All URLs are checked in the same test. If a single URL fails, then the entire test stops, and we do not know if there are any other broken URLs. We also have to look at the failure message or screenshot to figure which URL failed to load. It would be nice if we had a separate test for each URL instead. This is where the plugin cypress-each can help us.

Before we can generate separate tests, we must have the URLs ready. We cannot use cy.request to fetch the sitemap first, then generate new tests to run. We must fetch the sitemap before the spec loads. The best way to do this is to fetch the sitemap from the plugin file and pass the list to the spec file using the Cypress.env object.

You can use any NPM module or plain Node code to fetch the sitemap, I will use got and then will put the fetched list into the config.env object.

cypress/plugins/index.js
1
2
3
4
5
6
7
8
9
10
11
12
13
14
15
16
const got = require('got')
// use https://github.com/abdolence/x2js to parse XML to JSON
const X2JS = require('x2js')

module.exports = async (on, config) => {
const sitemapUrl = `${config.baseUrl}/sitemap.xml`
const xml = await got(sitemapUrl).text()
const x2js = new X2JS()
const json = x2js.xml2js(xml)
const urls = json.urlset.url.map((url) => url.loc)
console.log(urls)

config.env.sitemapUrls = urls
// make sure to return the changed config
return config
}

When I open the Cypress project, I should see the list of URLs in the "Settings / Configuration" tab.

The URLs fetched in the plugin file are available to every spec

When the spec loads in the browser, the sitemapUrl list is already set and is immediately available using Cypress.env('sitemapUrl') command. Now we can import the cypress-each plugin, which adds the it.each method to the global it function. We will have a separate test for each URL.

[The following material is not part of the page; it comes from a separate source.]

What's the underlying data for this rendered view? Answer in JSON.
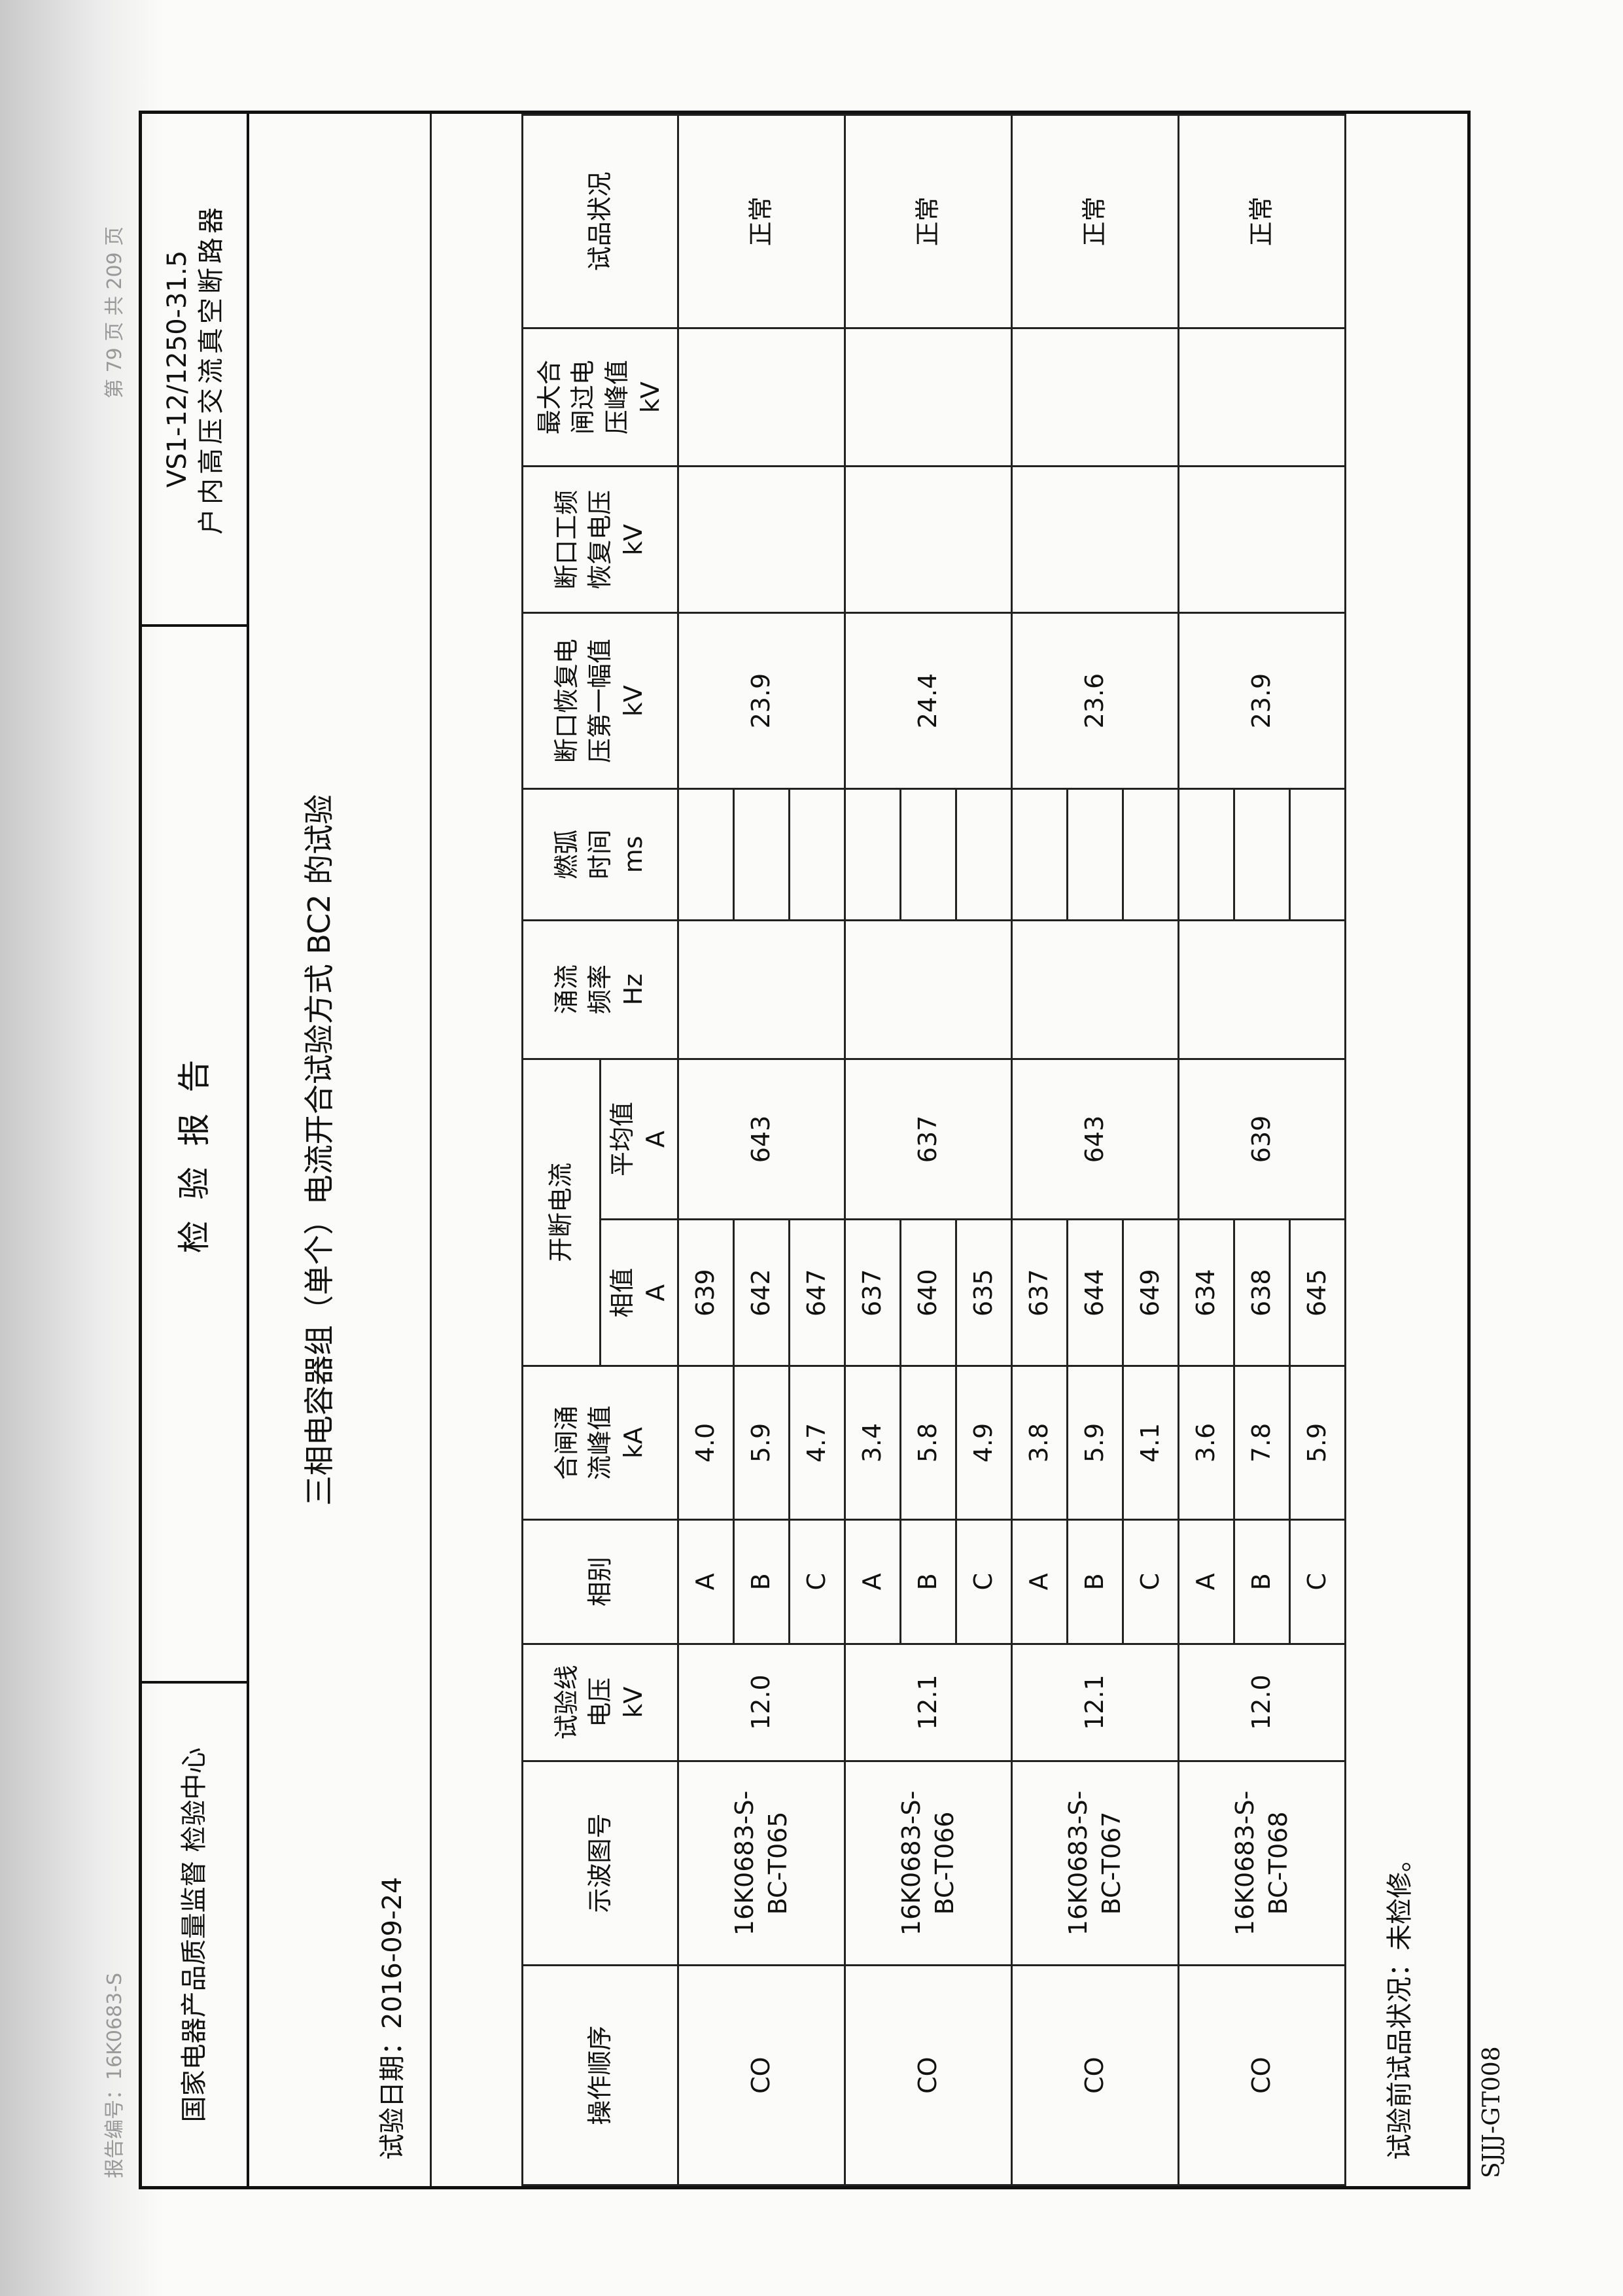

cypress/integration/sitemap-each.js
1
2
3
4
5
6
7
8
9
10
11
12
13
14
15
16
17
18
19
20
21
22
23
import 'cypress-each'

describe('Sitemap', () => {
// I like testing the input list of URLs in its own test
// you could also use "before" hook to confirm we have the URLs
it('has urls', () => {
expect(Cypress.env('sitemapUrls')).to.be.an('array').and.not.be.empty
})

const urls = Cypress.env('sitemapUrls').map((fullUrl) => {
const parsed = new URL(fullUrl)
return parsed.pathname
})

it.each(urls)('url %s', (url) => {
// check if the resource exists
cy.request('HEAD', url).its('status').should('eq', 200)
// check if the resource exists AND download it
cy.request(url).its('status').should('eq', 200)
// visit the page to check if it loads in the browser
cy.visit(url).wait(1000, { log: false })
})
})

The tests run and finish successfully

Checking each URL using its own separate test

We can always inspect each test using the time-traveling debugger

Inspect the page loaded by a previous test

You can watch me write the separate tests in the video below

Tip: for more tricks with data-driven tests using cypress-each plugin including running the tests in parallel, read the blog post Refactor Tests To Be Independent And Fast Using Cypress-Each Plugin.

Bonus

If you do not have sitemap, and need to crawl the local site pages by discovering the anchor links, it can be done by writing a recursive Cypress function, see the video Crawl Local Pages Using Cypress.